Hum Mol Genet. 2007 Jan 15;16(2):165-72. doi: 10.1093/hmg/ddl452. Epub 2006 Dec 1.
Channels formed by connexins (Cx), the major protein subunits of gap junctions, allow passage of ions and molecular messengers between cells to provide a mechanism of synchronized cellular response. Twenty human Cx isoforms have been identified and mutations in the gene GJB3 encoding the 31 kDa isoform, Cx31, can cause dominant or recessive skin disease, dominant or recessive deafness or dominant neuropathy with deafness. Cx31 is expressed in differentiating keratinocytes in skin. Here, we also demonstrate endogenous Cx31 expression in human neuronal cell lines, particularly in differentiated neurones. Exogenous Cx31 expression induced neurite outgrowth in human neuronal cell lines, but not differentiation in primary human keratinocytes. Though neither the neuropathy and hearing loss mutation (66delD)Cx31 nor the skin disease associated mutation (R42P)Cx31 is able to traffic to the plasma membrane, the R42P mutant induced neurite outgrowth to a level equal to wild-type Cx31. In contrast, there was significantly reduced neurite outgrowth after (66delD)Cx31 expression. In addition to indicating a potential disease mechanism for the neuropathy/deafness mutation, this work demonstrates a tissue-specific function for Cx31.

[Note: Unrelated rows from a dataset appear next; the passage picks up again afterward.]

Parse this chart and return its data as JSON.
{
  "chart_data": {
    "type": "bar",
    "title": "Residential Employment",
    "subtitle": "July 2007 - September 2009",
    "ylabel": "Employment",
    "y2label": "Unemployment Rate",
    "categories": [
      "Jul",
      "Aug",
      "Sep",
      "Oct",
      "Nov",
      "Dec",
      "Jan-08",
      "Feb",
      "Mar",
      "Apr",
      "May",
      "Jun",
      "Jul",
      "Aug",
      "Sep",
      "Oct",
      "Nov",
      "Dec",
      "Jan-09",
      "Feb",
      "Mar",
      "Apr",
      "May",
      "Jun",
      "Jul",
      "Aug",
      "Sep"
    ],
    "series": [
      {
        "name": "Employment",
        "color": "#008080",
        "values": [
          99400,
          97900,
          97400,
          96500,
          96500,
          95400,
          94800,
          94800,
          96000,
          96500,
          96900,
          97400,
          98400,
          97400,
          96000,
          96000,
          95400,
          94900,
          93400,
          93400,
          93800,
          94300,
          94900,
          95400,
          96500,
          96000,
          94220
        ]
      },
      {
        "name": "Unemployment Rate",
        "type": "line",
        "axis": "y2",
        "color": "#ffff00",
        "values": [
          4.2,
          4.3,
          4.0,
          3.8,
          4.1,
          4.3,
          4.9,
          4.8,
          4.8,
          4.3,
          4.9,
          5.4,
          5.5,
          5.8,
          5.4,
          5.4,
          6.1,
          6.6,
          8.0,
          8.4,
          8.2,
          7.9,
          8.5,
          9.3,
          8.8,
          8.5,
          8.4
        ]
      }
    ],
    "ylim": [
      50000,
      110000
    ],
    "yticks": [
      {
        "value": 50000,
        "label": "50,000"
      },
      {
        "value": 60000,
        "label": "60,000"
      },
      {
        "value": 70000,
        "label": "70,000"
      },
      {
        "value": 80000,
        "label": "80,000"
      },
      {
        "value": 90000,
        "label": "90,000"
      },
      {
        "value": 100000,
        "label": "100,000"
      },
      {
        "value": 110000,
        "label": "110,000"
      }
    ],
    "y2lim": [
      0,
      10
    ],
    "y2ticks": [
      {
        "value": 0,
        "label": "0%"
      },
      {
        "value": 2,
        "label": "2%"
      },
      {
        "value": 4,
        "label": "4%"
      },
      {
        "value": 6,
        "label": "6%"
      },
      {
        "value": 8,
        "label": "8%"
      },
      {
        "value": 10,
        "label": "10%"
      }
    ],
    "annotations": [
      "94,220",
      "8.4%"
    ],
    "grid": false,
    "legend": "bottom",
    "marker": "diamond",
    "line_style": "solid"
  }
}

连接蛋白(Cx)是间隙连接的主要蛋白质亚基,由其形成的通道允许离子和分子信使在细胞间通过,从而提供一种细胞同步反应的机制。已鉴定出20种人类Cx亚型,编码31 kDa亚型Cx31的基因GJB3发生突变可导致显性或隐性皮肤病、显性或隐性耳聋或伴有耳聋的显性神经病变。Cx31在皮肤中分化的角质形成细胞中表达。在此,我们还证明了人类神经元细胞系中内源性Cx31的表达,尤其是在分化的神经元中。外源性Cx31的表达可诱导人类神经元细胞系中的神经突生长,但不会诱导原代人类角质形成细胞分化。尽管神经病变和听力损失突变体(66delD)Cx31以及与皮肤病相关的突变体(R42P)Cx31均无法转运至质膜,但R42P突变体诱导的神经突生长水平与野生型Cx31相当。相比之下,(66delD)Cx31表达后神经突生长显著减少。除了揭示神经病变/耳聋突变的潜在疾病机制外,这项研究还证明了Cx31具有组织特异性功能。